Happy Anniversary, Handsome Stranger

(Marybeth Hicks is a writer and author of the features “then again.” and “A View from the Pew.” A wife of 17 years and mother of four children from first grade to freshman year, she uses her columns to share her perspective on issues and experiences that shape families and the communities we share. Marybeth began her writing career more than 20 years ago in the Reagan White House. She also has worked in marketing and public relations positions in corporate and agency settings. Mostly, she spends a lot of time in her mini-van, where the real work of parenting actually happens. Learn more about Marybeth and her column at www.marybethhicks.com.)

This year, I celebrate an important anniversary. Not the day I married my husband (17 years ago), or a milestone birthday (44 is more like a rock than stone). No, the balmy breezes of summer will usher in the first anniversary of that momentous occasion: The Day a Handsome Stranger Hit on Me While My Husband and Four Children Stood Nearby.

It's an event I'll never forget.

We're downtown at the music festival listening to a Cajun band. The accordion is fired up, the fiddle is hot, and the lead singer plays a mean triangle. They're singing in French, mostly, so who knows what they're saying? But who cares? They have roughly 300 people dancing under a tent, generating some heat to make up for the unseasonably cool temperature on this summer night.

My husband and our two younger kids have staked out a spot several feet behind me, where the chances of dripping ice cream on strangers are minimized. They're perched on a curb for a better view. The older girls are with me, just behind the last row of chairs that surround the dance floor. Great spot &#0151 not too close to the speakers and a clear view of the band.

I'm not one to let a good beat go unnoticed so I bounce to the music, which is also helping me keep warm. I've already zipped up my sweatshirt against the chill and pulled my sleeves down over my hands.

Bopping in place to the music as I am, with my wedding ring hidden under the sleeve that doubles as a mitten, I must look like I'm itching to join the dancers. Or, I'm just a middle-aged hottie and I don't know it. Because on about the third song of the set, a tall, attractive, 30-ish guy comes over to me and says, “Would you like to dance?”

Dance? Me? With you? A good looking 30-ish guy who isn't the father of my four children, who are now all watching you and wondering what you've just said to their mother?

“No thanks,” I smile, “I brought my regular dance partner.” I nod back toward my husband. The tall, attractive, 30-ish guy says something gracious and walks away.

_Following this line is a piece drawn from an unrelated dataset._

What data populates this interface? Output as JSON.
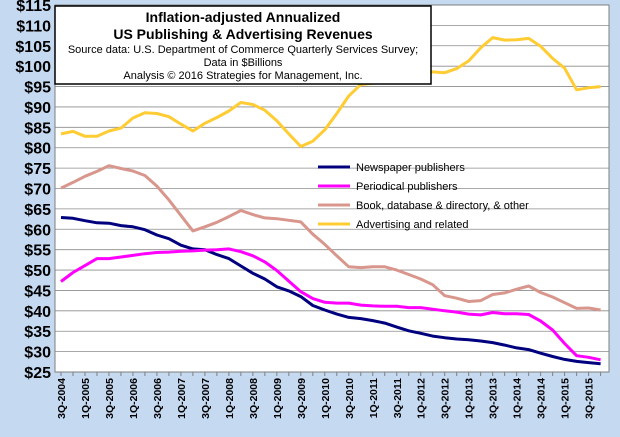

I turn to my spouse, who gives me a wink and a look that says, “You've still got it, babe!” And that's that.

But not quite.

Now the children weigh in. The younger ones are confused. They know this was odd and they have questions. “Who was that? Do we know him? Why did he talk to you?”

The older girls are livid. “How dare he come up and ask you to dance! What kind of woman does he think you are? And just what did you do to get his attention?” Suddenly, it's my fault a stranger invited me to two-step.

Mostly, they're so embarrassed they want to vaporize. How could I interact with a man who's not their father in a conversation about dancing?

One daughter stalks off to stand on the curb with her dad. The other one looks at me like I'm Jezebel and plops down in an empty seat several rows from where I'm standing. Clearly, this encounter seems disloyal to them.

But they don't get that I have just impressed the only man on planet Earth who matters to me.

I don't expect this will happen again in my lifetime, so I've decided to create an anniversary out of the Day Someone Reminded My Husband He Is the Lucky Man Who Got the Girl.

These days, lots of young men ogle us, but they aren't looking at me. They're checking out our eldest daughter. Needless to say, my husband's response is less enthusiastic.

I mean, a handsome stranger hitting on his wife is one thing. But his 14-year-old high school freshman? Don't even think about it.